If prices are rising, it’s because importers are struggling to free up dollars: Currently, seven billion dollars worth of goods are blocked at ports, according to officials.

And misinformation thrives: Chinese brands such as Realme and Oppo and even McDonald’s are regularly served up on social media.

Customers shop at a small public market in a town in the Sinai Peninsula on March 20, 2022.  (AFP/Khaled Desouki)

Customers shop at a small public market in a town in the Sinai Peninsula on March 20, 2022. (AFP/Khaled Desouki)

Because of the hemorrhaging at the beginning of the war in Ukraine, when investors took out billions of dollars, many banks now restrict withdrawals in dollars abroad and have tripled the cost of using a bank card. will be discovered.

Even pro-regime Amr Adib was outraged on his talk show: “At least let the Egyptians on vacation get their money back for their taxis!”.

But Cairo is taken by the throat: it has only 33.5 billion dollars in reserves against 41 in February – including 28 in the form of deposits from Gulf allies – and its external debt has tripled to 150 billion euros in 10 years. .

– “Don’t get involved” –

In March, and then in October, Cairo devalued its currency. On Wednesday, the pound lost more than 8% again. Within ten months, it would have decreased by almost 70%.

For experts, all the lights turned red when two public sector banks announced on Wednesday that they would offer certificates of deposit with 25% interest in one year.

Despite all that, according to Moody’s, Egypt is one of the five countries most at risk of defaulting on its foreign debt.

The three billion dollars in new IMF debt is underweight: debt service for 2022-2023 alone is 42 billion.

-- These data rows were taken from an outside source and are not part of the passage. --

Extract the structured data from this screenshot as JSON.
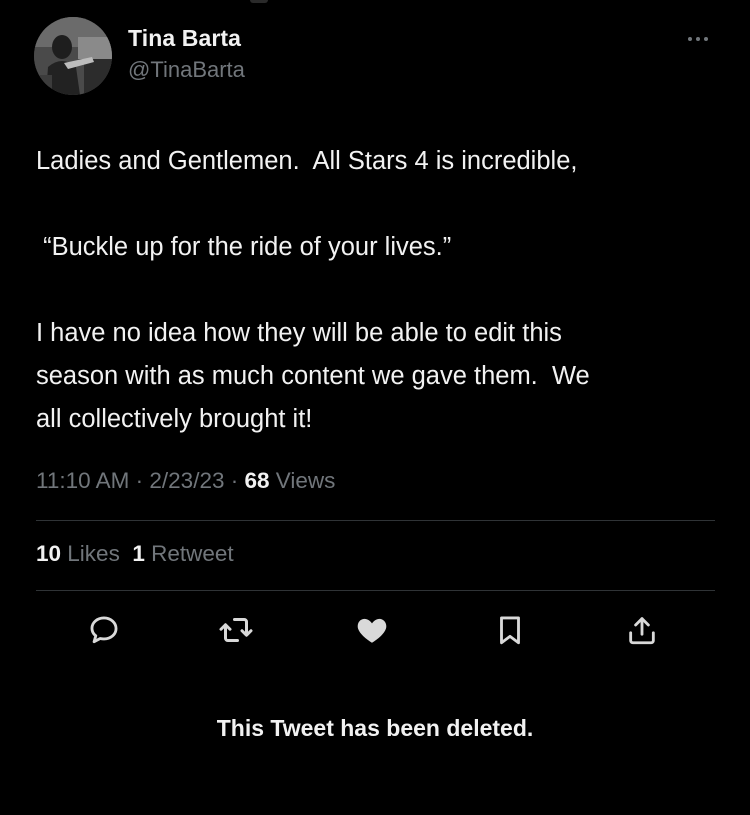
{
  "author": {
    "display_name": "Tina Barta",
    "handle": "@TinaBarta",
    "avatar_icon": "profile-photo"
  },
  "tweet": {
    "lines": [
      "Ladies and Gentlemen.  All Stars 4 is incredible,",
      " “Buckle up for the ride of your lives.”",
      "I have no idea how they will be able to edit this",
      "season with as much content we gave them.  We",
      "all collectively brought it!"
    ]
  },
  "meta": {
    "time": "11:10 AM",
    "separator": " · ",
    "date": "2/23/23",
    "views_count": "68",
    "views_label": "Views"
  },
  "engagement": {
    "likes_count": "10",
    "likes_label": "Likes",
    "retweets_count": "1",
    "retweets_label": "Retweet"
  },
  "actions": {
    "reply_icon": "speech-bubble",
    "retweet_icon": "retweet-arrows",
    "like_icon": "heart-filled",
    "bookmark_icon": "bookmark",
    "share_icon": "share-upload"
  },
  "deleted_notice": "This Tweet has been deleted.",
  "colors": {
    "background": "#000000",
    "text_primary": "#f2f2f2",
    "text_secondary": "#71767b",
    "divider": "#2f3336"
  }
}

Construction site"The iconic tower"In "New capital" From Egypt east of Cairo on August 3, 2021 (AFP / Khaled DESOUKI)

The construction site of the “iconic tower” in Egypt’s “new capital” east of Cairo on August 3, 2021 (AFP / Khaled DESOUKI)

Transport Minister Kamel al-Wazir offered a solution: make tourists pay for the train in dollars.

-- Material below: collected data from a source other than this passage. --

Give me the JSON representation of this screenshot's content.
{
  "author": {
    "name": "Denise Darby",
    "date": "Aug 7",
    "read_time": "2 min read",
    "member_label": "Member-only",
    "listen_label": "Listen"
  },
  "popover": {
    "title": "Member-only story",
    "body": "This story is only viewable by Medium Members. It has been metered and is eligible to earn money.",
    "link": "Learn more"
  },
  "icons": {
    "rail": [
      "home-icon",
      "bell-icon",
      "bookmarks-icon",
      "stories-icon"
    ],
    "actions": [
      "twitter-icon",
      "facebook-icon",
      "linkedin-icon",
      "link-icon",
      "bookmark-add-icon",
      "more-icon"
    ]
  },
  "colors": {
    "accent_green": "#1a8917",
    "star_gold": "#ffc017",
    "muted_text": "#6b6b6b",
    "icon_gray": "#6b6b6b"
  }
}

“I need dollars to pay for imported trains. This applies to tourists and me,” Kamel al-Wazir explained recently.

But to free up more money, the government wants to privatize all the places. Public opinion therefore worries that Egypt may lose its sovereignty over its jewel, the Suez Canal.

It hammered the regime “not for sale”, but President Abdel Fattah al-Sissi, who wants to dip into his income – to create a fund that he manages himself.

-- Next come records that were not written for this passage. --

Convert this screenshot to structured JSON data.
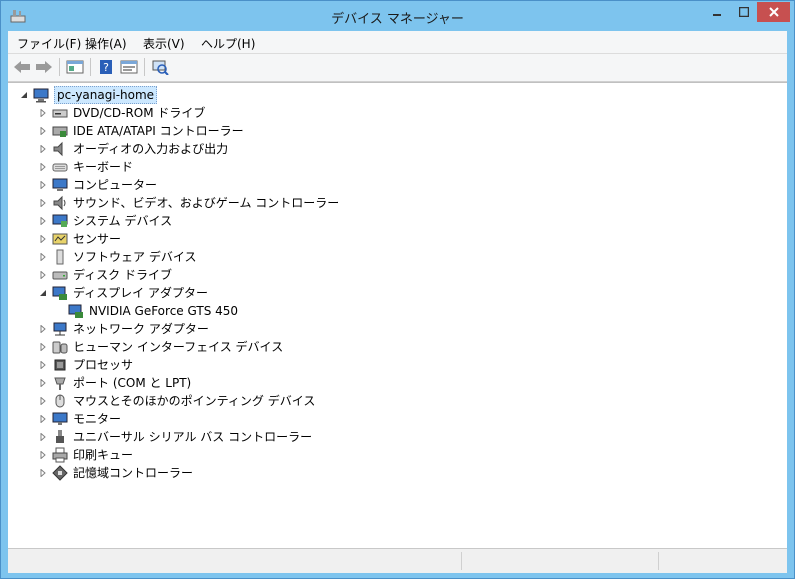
{
  "window": {
    "title": "デバイス マネージャー"
  },
  "menu": [
    {
      "label": "ファイル(F)"
    },
    {
      "label": "操作(A)"
    },
    {
      "label": "表示(V)"
    },
    {
      "label": "ヘルプ(H)"
    }
  ],
  "tree": {
    "root": "pc-yanagi-home",
    "items": [
      {
        "label": "DVD/CD-ROM ドライブ",
        "icon": "dvd-drive-icon"
      },
      {
        "label": "IDE ATA/ATAPI コントローラー",
        "icon": "ide-controller-icon"
      },
      {
        "label": "オーディオの入力および出力",
        "icon": "speaker-icon"
      },
      {
        "label": "キーボード",
        "icon": "keyboard-icon"
      },
      {
        "label": "コンピューター",
        "icon": "computer-icon"
      },
      {
        "label": "サウンド、ビデオ、およびゲーム コントローラー",
        "icon": "sound-icon"
      },
      {
        "label": "システム デバイス",
        "icon": "system-device-icon"
      },
      {
        "label": "センサー",
        "icon": "sensor-icon"
      },
      {
        "label": "ソフトウェア デバイス",
        "icon": "software-device-icon"
      },
      {
        "label": "ディスク ドライブ",
        "icon": "disk-drive-icon"
      },
      {
        "label": "ディスプレイ アダプター",
        "icon": "display-adapter-icon",
        "expanded": true
      },
      {
        "label": "NVIDIA GeForce GTS 450",
        "icon": "display-adapter-icon",
        "child": true
      },
      {
        "label": "ネットワーク アダプター",
        "icon": "network-adapter-icon"
      },
      {
        "label": "ヒューマン インターフェイス デバイス",
        "icon": "hid-icon"
      },
      {
        "label": "プロセッサ",
        "icon": "processor-icon"
      },
      {
        "label": "ポート (COM と LPT)",
        "icon": "port-icon"
      },
      {
        "label": "マウスとそのほかのポインティング デバイス",
        "icon": "mouse-icon"
      },
      {
        "label": "モニター",
        "icon": "monitor-icon"
      },
      {
        "label": "ユニバーサル シリアル バス コントローラー",
        "icon": "usb-icon"
      },
      {
        "label": "印刷キュー",
        "icon": "printer-icon"
      },
      {
        "label": "記憶域コントローラー",
        "icon": "storage-controller-icon"
      }
    ]
  }
}
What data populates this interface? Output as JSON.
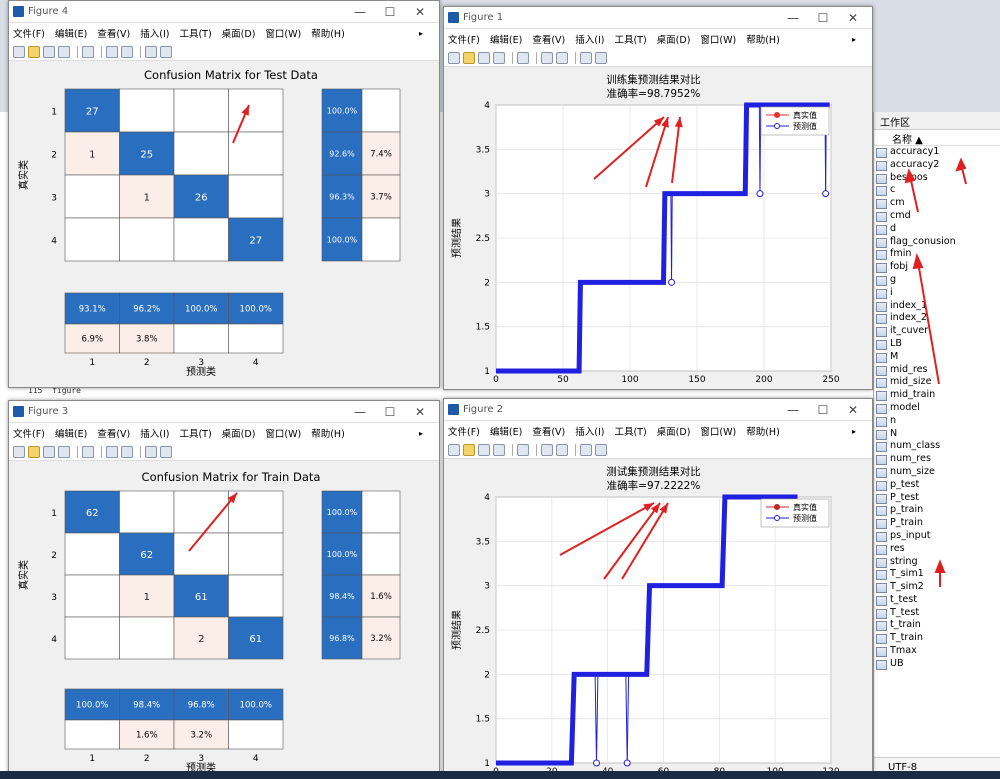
{
  "menu_cn": [
    "文件(F)",
    "编辑(E)",
    "查看(V)",
    "插入(I)",
    "工具(T)",
    "桌面(D)",
    "窗口(W)",
    "帮助(H)"
  ],
  "fig4": {
    "title": "Figure 4",
    "heading": "Confusion Matrix for Test Data",
    "ylabel": "真实类",
    "xlabel": "预测类",
    "rows": [
      "1",
      "2",
      "3",
      "4"
    ],
    "cols": [
      "1",
      "2",
      "3",
      "4"
    ],
    "cells": [
      [
        "27",
        "",
        "",
        ""
      ],
      [
        "1",
        "25",
        "",
        ""
      ],
      [
        "",
        "1",
        "26",
        ""
      ],
      [
        "",
        "",
        "",
        "27"
      ]
    ],
    "row_summary": [
      [
        "100.0%",
        ""
      ],
      [
        "92.6%",
        "7.4%"
      ],
      [
        "96.3%",
        "3.7%"
      ],
      [
        "100.0%",
        ""
      ]
    ],
    "col_summary_top": [
      "93.1%",
      "96.2%",
      "100.0%",
      "100.0%"
    ],
    "col_summary_bot": [
      "6.9%",
      "3.8%",
      "",
      ""
    ]
  },
  "fig3": {
    "title": "Figure 3",
    "heading": "Confusion Matrix for Train Data",
    "ylabel": "真实类",
    "xlabel": "预测类",
    "rows": [
      "1",
      "2",
      "3",
      "4"
    ],
    "cols": [
      "1",
      "2",
      "3",
      "4"
    ],
    "cells": [
      [
        "62",
        "",
        "",
        ""
      ],
      [
        "",
        "62",
        "",
        ""
      ],
      [
        "",
        "1",
        "61",
        ""
      ],
      [
        "",
        "",
        "2",
        "61"
      ]
    ],
    "row_summary": [
      [
        "100.0%",
        ""
      ],
      [
        "100.0%",
        ""
      ],
      [
        "98.4%",
        "1.6%"
      ],
      [
        "96.8%",
        "3.2%"
      ]
    ],
    "col_summary_top": [
      "100.0%",
      "98.4%",
      "96.8%",
      "100.0%"
    ],
    "col_summary_bot": [
      "",
      "1.6%",
      "3.2%",
      ""
    ]
  },
  "fig1": {
    "title": "Figure 1",
    "chart_data": {
      "type": "line",
      "title": "训练集预测结果对比",
      "subtitle": "准确率=98.7952%",
      "ylabel": "预测结果",
      "xlim": [
        0,
        250
      ],
      "ylim": [
        1,
        4
      ],
      "xticks": [
        0,
        50,
        100,
        150,
        200,
        250
      ],
      "yticks": [
        1,
        1.5,
        2,
        2.5,
        3,
        3.5,
        4
      ],
      "series": [
        {
          "name": "真实值",
          "color": "#e83030",
          "segments": [
            [
              0,
              62,
              1
            ],
            [
              63,
              125,
              2
            ],
            [
              126,
              186,
              3
            ],
            [
              187,
              249,
              4
            ]
          ]
        },
        {
          "name": "预测值",
          "color": "#2020e0",
          "segments": [
            [
              0,
              62,
              1
            ],
            [
              63,
              125,
              2
            ],
            [
              126,
              186,
              3
            ],
            [
              187,
              249,
              4
            ]
          ],
          "outliers": [
            [
              131,
              2
            ],
            [
              197,
              3
            ],
            [
              246,
              3
            ]
          ]
        }
      ]
    }
  },
  "fig2": {
    "title": "Figure 2",
    "menu": [
      "文件(F)",
      "编辑(E)",
      "查看(V)",
      "插入(I)",
      "工具(T)",
      "桌面(D)",
      "窗口(W)",
      "帮助(H)"
    ],
    "chart_data": {
      "type": "line",
      "title": "测试集预测结果对比",
      "subtitle": "准确率=97.2222%",
      "ylabel": "预测结果",
      "xlim": [
        0,
        120
      ],
      "ylim": [
        1,
        4
      ],
      "xticks": [
        0,
        20,
        40,
        60,
        80,
        100,
        120
      ],
      "yticks": [
        1,
        1.5,
        2,
        2.5,
        3,
        3.5,
        4
      ],
      "series": [
        {
          "name": "真实值",
          "color": "#c02828",
          "segments": [
            [
              0,
              27,
              1
            ],
            [
              28,
              54,
              2
            ],
            [
              55,
              81,
              3
            ],
            [
              82,
              108,
              4
            ]
          ]
        },
        {
          "name": "预测值",
          "color": "#2020e0",
          "segments": [
            [
              0,
              27,
              1
            ],
            [
              28,
              54,
              2
            ],
            [
              55,
              81,
              3
            ],
            [
              82,
              108,
              4
            ]
          ],
          "outliers": [
            [
              36,
              1
            ],
            [
              47,
              1
            ]
          ]
        }
      ]
    }
  },
  "workspace": {
    "header": "工作区",
    "col": "名称 ▲",
    "vars": [
      "accuracy1",
      "accuracy2",
      "bestpos",
      "c",
      "cm",
      "cmd",
      "d",
      "flag_conusion",
      "fmin",
      "fobj",
      "g",
      "i",
      "index_1",
      "index_2",
      "it_cuver",
      "LB",
      "M",
      "mid_res",
      "mid_size",
      "mid_train",
      "model",
      "n",
      "N",
      "num_class",
      "num_res",
      "num_size",
      "p_test",
      "P_test",
      "p_train",
      "P_train",
      "ps_input",
      "res",
      "string",
      "T_sim1",
      "T_sim2",
      "t_test",
      "T_test",
      "t_train",
      "T_train",
      "Tmax",
      "UB"
    ],
    "encoding": "UTF-8"
  },
  "code_line": {
    "num": "115",
    "text": "figure"
  },
  "colors": {
    "dark": "#2a6ebf",
    "light": "#fbeee8",
    "annot": "#e02020"
  }
}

“Money, I know how to handle it, don’t get involved,” he said recently.

For Stephen Rohl of the German Institute for International and Security Affairs, Egypt is in debt to “consolidate its (its) authoritarian regime”.

“The military, which Mr. Sissi relies on, is the first beneficiary: external loans protect his income and his assets and finance the mega-projects that make him big” because most of the major tasks are entrusted to the army engineers, he adds.

Far from new cities and electric trains, Rehab wanted to buy her daughter a coat for the winter.

“But at 1,000 pounds, I had to give up,” she says, her eyes misty.